The human genome is a vast set of instructions. While we are all remarkably similar, tiny differences in our DNA, known as genetic variants, make each of us unique. A genetic variant is a change in the DNA sequence compared to a standard or reference sequence. These variations are a normal part of being human and can be inherited or arise spontaneously.
Variant analysis is the process of identifying and studying these genetic differences. By examining an individual’s DNA, this analysis can uncover variants that may influence traits, affect health, or be associated with disease. The goal is to understand how these small changes in DNA contribute to human diversity and health.
The Process of Identifying Genetic Variants
The process of variant analysis begins with collecting a biological sample, such as blood or saliva, from which DNA is extracted in a laboratory. This isolates the DNA from other cellular components, preparing it to be read.
With the DNA isolated, scientists use technologies like Next-Generation Sequencing (NGS). NGS machines read the millions of DNA building blocks, known as nucleotides, that make up a person’s genome. This sequencing process generates a massive amount of data representing the individual’s specific DNA sequence.
The next step is alignment, where the raw sequence data is made sense of. The individual’s sequenced DNA is computationally compared to a standardized human reference genome. This reference acts as a template, allowing scientists to spot any differences. It is much like comparing a new edition of a very long book to the original manuscript to find any changes, typos, or edits that have been made.
Through this comparison, any discrepancies between the individual’s DNA and the reference genome are flagged as variants. These variants are compiled into a file for investigation. The process of finding where sequenced reads differ from the reference is often called “variant calling.”
Types of Genetic Variants
Variants are categorized based on their structure. The most common type is the Single Nucleotide Variant (SNV), where a single letter in the DNA code is replaced with another.
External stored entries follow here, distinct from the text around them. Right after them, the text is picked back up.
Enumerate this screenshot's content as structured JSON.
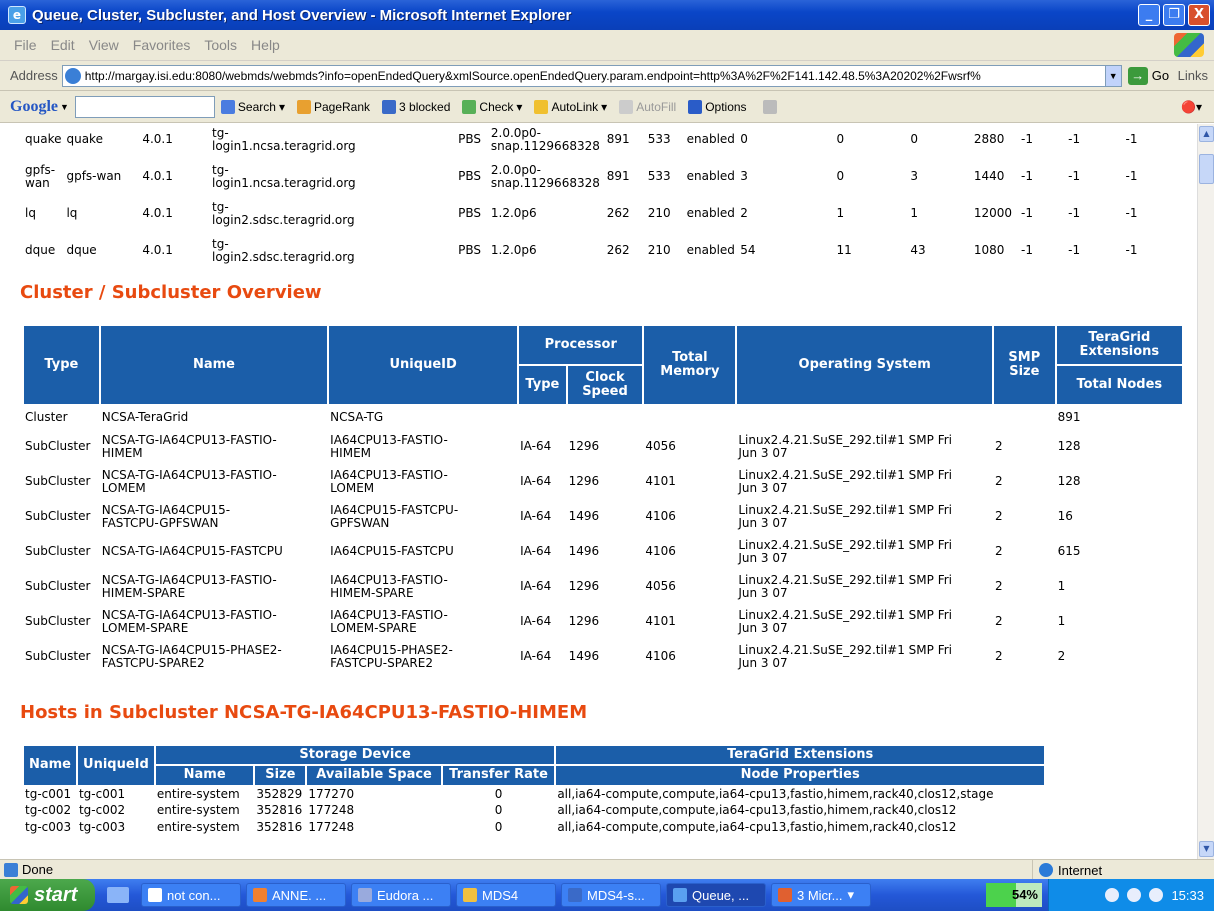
{
  "window": {
    "title": "Queue, Cluster, Subcluster, and Host Overview - Microsoft Internet Explorer",
    "buttons": [
      "_",
      "❐",
      "X"
    ]
  },
  "menu": [
    "File",
    "Edit",
    "View",
    "Favorites",
    "Tools",
    "Help"
  ],
  "address": {
    "label": "Address",
    "url": "http://margay.isi.edu:8080/webmds/webmds?info=openEndedQuery&xmlSource.openEndedQuery.param.endpoint=http%3A%2F%2F141.142.48.5%3A20202%2Fwsrf%",
    "go": "Go",
    "links": "Links"
  },
  "google_toolbar": {
    "logo": "Google",
    "search": "Search",
    "pagerank": "PageRank",
    "blocked": "3 blocked",
    "check": "Check",
    "autolink": "AutoLink",
    "autofill": "AutoFill",
    "options": "Options"
  },
  "queues": {
    "rows": [
      [
        "quake",
        "quake",
        "4.0.1",
        "tg-\nlogin1.ncsa.teragrid.org",
        "PBS",
        "2.0.0p0-\nsnap.1129668328",
        "891",
        "533",
        "enabled",
        "0",
        "0",
        "0",
        "2880",
        "-1",
        "-1",
        "-1"
      ],
      [
        "gpfs-\nwan",
        "gpfs-wan",
        "4.0.1",
        "tg-\nlogin1.ncsa.teragrid.org",
        "PBS",
        "2.0.0p0-\nsnap.1129668328",
        "891",
        "533",
        "enabled",
        "3",
        "0",
        "3",
        "1440",
        "-1",
        "-1",
        "-1"
      ],
      [
        "lq",
        "lq",
        "4.0.1",
        "tg-\nlogin2.sdsc.teragrid.org",
        "PBS",
        "1.2.0p6",
        "262",
        "210",
        "enabled",
        "2",
        "1",
        "1",
        "12000",
        "-1",
        "-1",
        "-1"
      ],
      [
        "dque",
        "dque",
        "4.0.1",
        "tg-\nlogin2.sdsc.teragrid.org",
        "PBS",
        "1.2.0p6",
        "262",
        "210",
        "enabled",
        "54",
        "11",
        "43",
        "1080",
        "-1",
        "-1",
        "-1"
      ]
    ]
  },
  "cluster_section": {
    "title": "Cluster / Subcluster Overview",
    "headers": {
      "type": "Type",
      "name": "Name",
      "uniqueid": "UniqueID",
      "processor": "Processor",
      "proc_type": "Type",
      "clock": "Clock Speed",
      "memory": "Total Memory",
      "os": "Operating System",
      "smp": "SMP Size",
      "tg_ext": "TeraGrid Extensions",
      "nodes": "Total Nodes"
    },
    "rows": [
      [
        "Cluster",
        "NCSA-TeraGrid",
        "NCSA-TG",
        "",
        "",
        "",
        "",
        "",
        "891"
      ],
      [
        "SubCluster",
        "NCSA-TG-IA64CPU13-FASTIO-\nHIMEM",
        "IA64CPU13-FASTIO-\nHIMEM",
        "IA-64",
        "1296",
        "4056",
        "Linux2.4.21.SuSE_292.til#1 SMP Fri\nJun 3 07",
        "2",
        "128"
      ],
      [
        "SubCluster",
        "NCSA-TG-IA64CPU13-FASTIO-\nLOMEM",
        "IA64CPU13-FASTIO-\nLOMEM",
        "IA-64",
        "1296",
        "4101",
        "Linux2.4.21.SuSE_292.til#1 SMP Fri\nJun 3 07",
        "2",
        "128"
      ],
      [
        "SubCluster",
        "NCSA-TG-IA64CPU15-\nFASTCPU-GPFSWAN",
        "IA64CPU15-FASTCPU-\nGPFSWAN",
        "IA-64",
        "1496",
        "4106",
        "Linux2.4.21.SuSE_292.til#1 SMP Fri\nJun 3 07",
        "2",
        "16"
      ],
      [
        "SubCluster",
        "NCSA-TG-IA64CPU15-FASTCPU",
        "IA64CPU15-FASTCPU",
        "IA-64",
        "1496",
        "4106",
        "Linux2.4.21.SuSE_292.til#1 SMP Fri\nJun 3 07",
        "2",
        "615"
      ],
      [
        "SubCluster",
        "NCSA-TG-IA64CPU13-FASTIO-\nHIMEM-SPARE",
        "IA64CPU13-FASTIO-\nHIMEM-SPARE",
        "IA-64",
        "1296",
        "4056",
        "Linux2.4.21.SuSE_292.til#1 SMP Fri\nJun 3 07",
        "2",
        "1"
      ],
      [
        "SubCluster",
        "NCSA-TG-IA64CPU13-FASTIO-\nLOMEM-SPARE",
        "IA64CPU13-FASTIO-\nLOMEM-SPARE",
        "IA-64",
        "1296",
        "4101",
        "Linux2.4.21.SuSE_292.til#1 SMP Fri\nJun 3 07",
        "2",
        "1"
      ],
      [
        "SubCluster",
        "NCSA-TG-IA64CPU15-PHASE2-\nFASTCPU-SPARE2",
        "IA64CPU15-PHASE2-\nFASTCPU-SPARE2",
        "IA-64",
        "1496",
        "4106",
        "Linux2.4.21.SuSE_292.til#1 SMP Fri\nJun 3 07",
        "2",
        "2"
      ]
    ]
  },
  "hosts_section": {
    "title": "Hosts in Subcluster NCSA-TG-IA64CPU13-FASTIO-HIMEM",
    "headers": {
      "name": "Name",
      "uniqueid": "UniqueId",
      "storage": "Storage Device",
      "tg_ext": "TeraGrid Extensions",
      "sname": "Name",
      "size": "Size",
      "avail": "Available Space",
      "rate": "Transfer Rate",
      "props": "Node Properties"
    },
    "rows": [
      [
        "tg-c001",
        "tg-c001",
        "entire-system",
        "352829",
        "177270",
        "0",
        "all,ia64-compute,compute,ia64-cpu13,fastio,himem,rack40,clos12,stage"
      ],
      [
        "tg-c002",
        "tg-c002",
        "entire-system",
        "352816",
        "177248",
        "0",
        "all,ia64-compute,compute,ia64-cpu13,fastio,himem,rack40,clos12"
      ],
      [
        "tg-c003",
        "tg-c003",
        "entire-system",
        "352816",
        "177248",
        "0",
        "all,ia64-compute,compute,ia64-cpu13,fastio,himem,rack40,clos12"
      ]
    ]
  },
  "status": {
    "text": "Done",
    "zone": "Internet"
  },
  "taskbar": {
    "start": "start",
    "tasks": [
      "not con...",
      "ANNE. ...",
      "Eudora ...",
      "MDS4",
      "MDS4-s...",
      "Queue, ...",
      "3 Micr..."
    ],
    "meter_percent": 54,
    "meter_label": "54%",
    "clock": "15:33"
  }
}
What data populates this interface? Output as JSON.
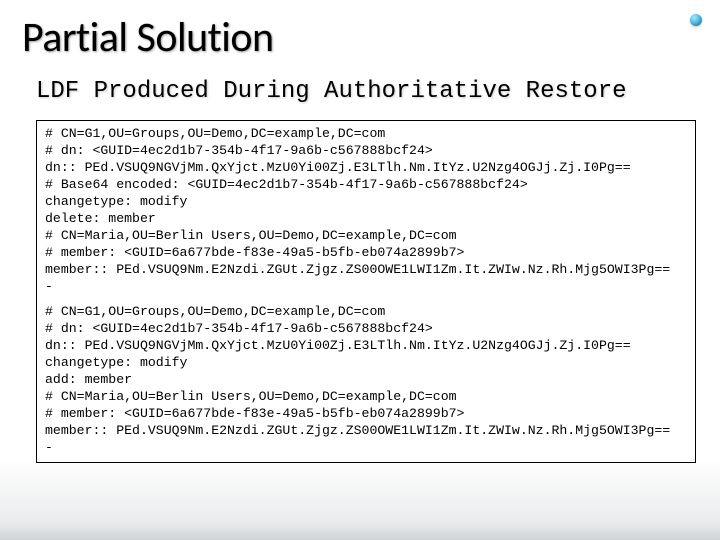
{
  "title": "Partial Solution",
  "subtitle": "LDF Produced During Authoritative Restore",
  "code_block1": [
    "# CN=G1,OU=Groups,OU=Demo,DC=example,DC=com",
    "# dn: <GUID=4ec2d1b7-354b-4f17-9a6b-c567888bcf24>",
    "dn:: PEd.VSUQ9NGVjMm.QxYjct.MzU0Yi00Zj.E3LTlh.Nm.ItYz.U2Nzg4OGJj.Zj.I0Pg==",
    "# Base64 encoded: <GUID=4ec2d1b7-354b-4f17-9a6b-c567888bcf24>",
    "changetype: modify",
    "delete: member",
    "# CN=Maria,OU=Berlin Users,OU=Demo,DC=example,DC=com",
    "# member: <GUID=6a677bde-f83e-49a5-b5fb-eb074a2899b7>",
    "member:: PEd.VSUQ9Nm.E2Nzdi.ZGUt.Zjgz.ZS00OWE1LWI1Zm.It.ZWIw.Nz.Rh.Mjg5OWI3Pg==",
    "-"
  ],
  "code_block2": [
    "# CN=G1,OU=Groups,OU=Demo,DC=example,DC=com",
    "# dn: <GUID=4ec2d1b7-354b-4f17-9a6b-c567888bcf24>",
    "dn:: PEd.VSUQ9NGVjMm.QxYjct.MzU0Yi00Zj.E3LTlh.Nm.ItYz.U2Nzg4OGJj.Zj.I0Pg==",
    "changetype: modify",
    "add: member",
    "# CN=Maria,OU=Berlin Users,OU=Demo,DC=example,DC=com",
    "# member: <GUID=6a677bde-f83e-49a5-b5fb-eb074a2899b7>",
    "member:: PEd.VSUQ9Nm.E2Nzdi.ZGUt.Zjgz.ZS00OWE1LWI1Zm.It.ZWIw.Nz.Rh.Mjg5OWI3Pg==",
    "-"
  ]
}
This is like a single typographical error in a word. While many SNVs have no effect, their location can alter biological functions.
Another category involves insertions and deletions, often grouped as “indels.” An insertion adds a piece of DNA into the sequence, while a deletion removes a piece. This can be compared to adding or removing a word from a sentence, which can change its meaning.
Larger-scale variants include Copy Number Variations (CNVs). CNVs occur when a long segment of DNA is either duplicated, creating extra copies, or deleted entirely. This is like copying and pasting an entire paragraph in a book or removing it, which can have a substantial impact.
Interpreting Variant Significance
After a variant is identified, the next step is to interpret its potential impact on health by classifying it into one of five categories. This system provides a standardized framework for understanding a variant’s clinical relevance.
The first two categories are for variants linked to disease. “Pathogenic” variants are known to cause a specific medical condition based on extensive scientific evidence. “Likely Pathogenic” variants have a very high likelihood of causing disease, though the evidence is less conclusive.
On the other end of the spectrum are variants not associated with disease. “Benign” variants are known to be harmless and are often common in the general population. “Likely Benign” variants are considered highly unlikely to have a negative health impact.
Many variants fall into the middle category: “Variant of Uncertain Significance” (VUS). This classification is used when there is not enough evidence to determine if the variant is harmful or harmless. A VUS result can be confusing, but it does not mean a person has an undiagnosed disease. It simply means that science does not yet have a clear understanding of that specific variant’s effect, and further research is needed.
Applications in Health and Research
Variant analysis has wide-ranging applications in healthcare and research. In clinical settings, it is used for diagnosing genetic disorders. For conditions like cystic fibrosis or Huntington’s disease, identifying a pathogenic variant in a known gene can confirm a diagnosis and inform treatment.
Another application is in pharmacogenomics, which uses a person’s genetic variants to predict their response to medications. By understanding how genetics affects drug metabolism, doctors can select the most effective drug and dosage while minimizing adverse reactions.
Variant analysis is also used for carrier screening, which helps prospective parents understand their chances of passing a genetic condition to their children. By testing for variants associated with specific recessive disorders, individuals can learn if they are carriers and make informed family planning decisions.
Beyond patient care, variant analysis is a tool in scientific research. Studying genetic variants across large populations helps scientists identify genetic factors that contribute to complex diseases like diabetes, heart disease, and cancer. This research helps to uncover the biological pathways underlying these conditions, paving the way for new preventive strategies and treatments.